Our school strongly encouraged surgical/N95. But we were laughed by moms on this board when someone mentioned it. If you don't want to wear masks you can always find an excuse.
We are grateful that our school hasn't had any in-school transmission so far, despite 10%-15% students have had positive tests at some point in the weekly testing.

Anonymous
Anonymous wrote:
Anonymous wrote:
Anonymous wrote:https://www.npr.org/sections/health-shots/2022/02/21/1081810074/omicron-ba2-variant-spread

Reasons:

1. Second OMICRON wave will move quickly when BA.2 gets a foothold.
2. Schools are now major sources of transmission (different from earlier in the pandemic)
3. Most kids younger than 12 have only had two shots, if any
4. Masks optional policies will enable rapid spread, taking out classrooms and schools with wide spread sickness within a few weeks


That's what they said when schools opened in the Fall. Then...a big nothingburger.
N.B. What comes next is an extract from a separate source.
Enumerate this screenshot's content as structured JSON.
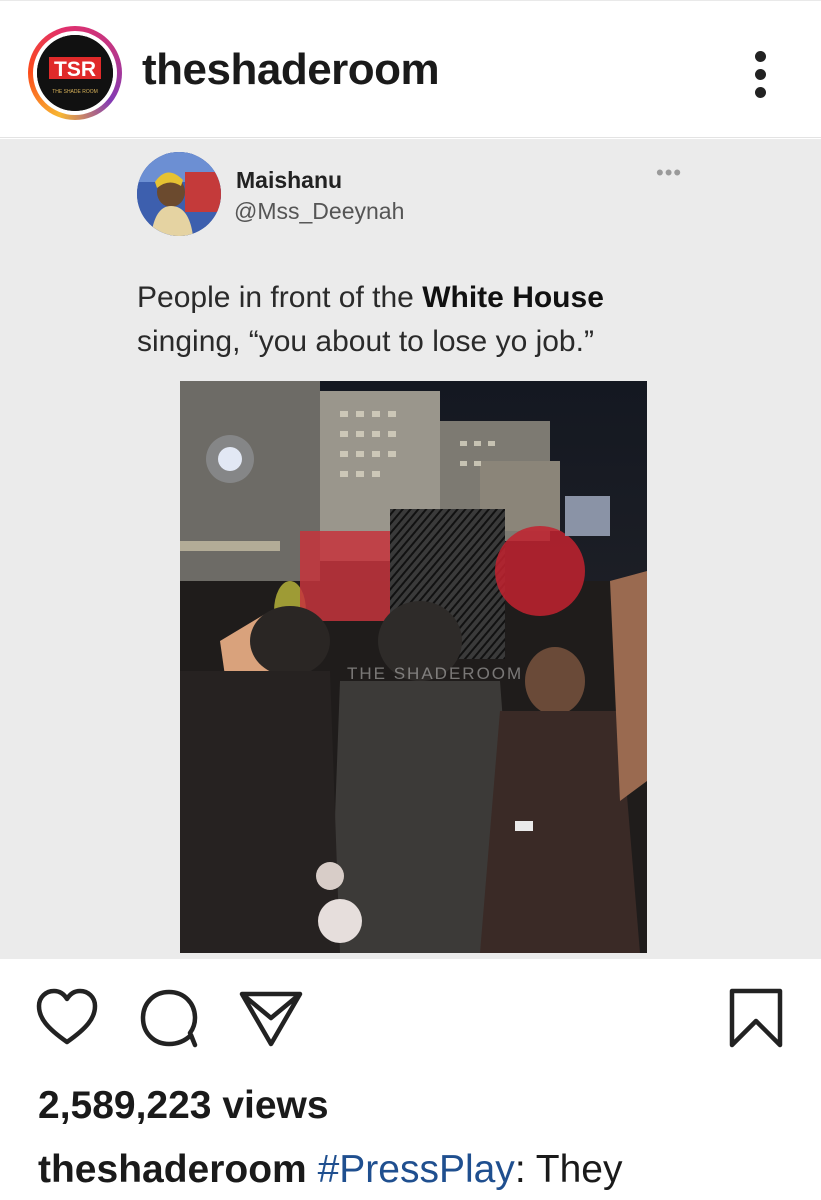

Same song, different verse. Yawn.


What? Omicron had shut everything down again. More people died. Kids got COVID. It wasn't a nothingburger. You don't remember?


I'm the PP. Our schools remained open during Omicron. People died, but people die all the time and now, if they're not vaccinated, it is their fault. Kids getting COVID is not a big deal. Yes, I remember. I remember my kid being happy to be in school once again.
Anonymous
Funny show many states have been mask fee for over 12 months now. Lmao DC.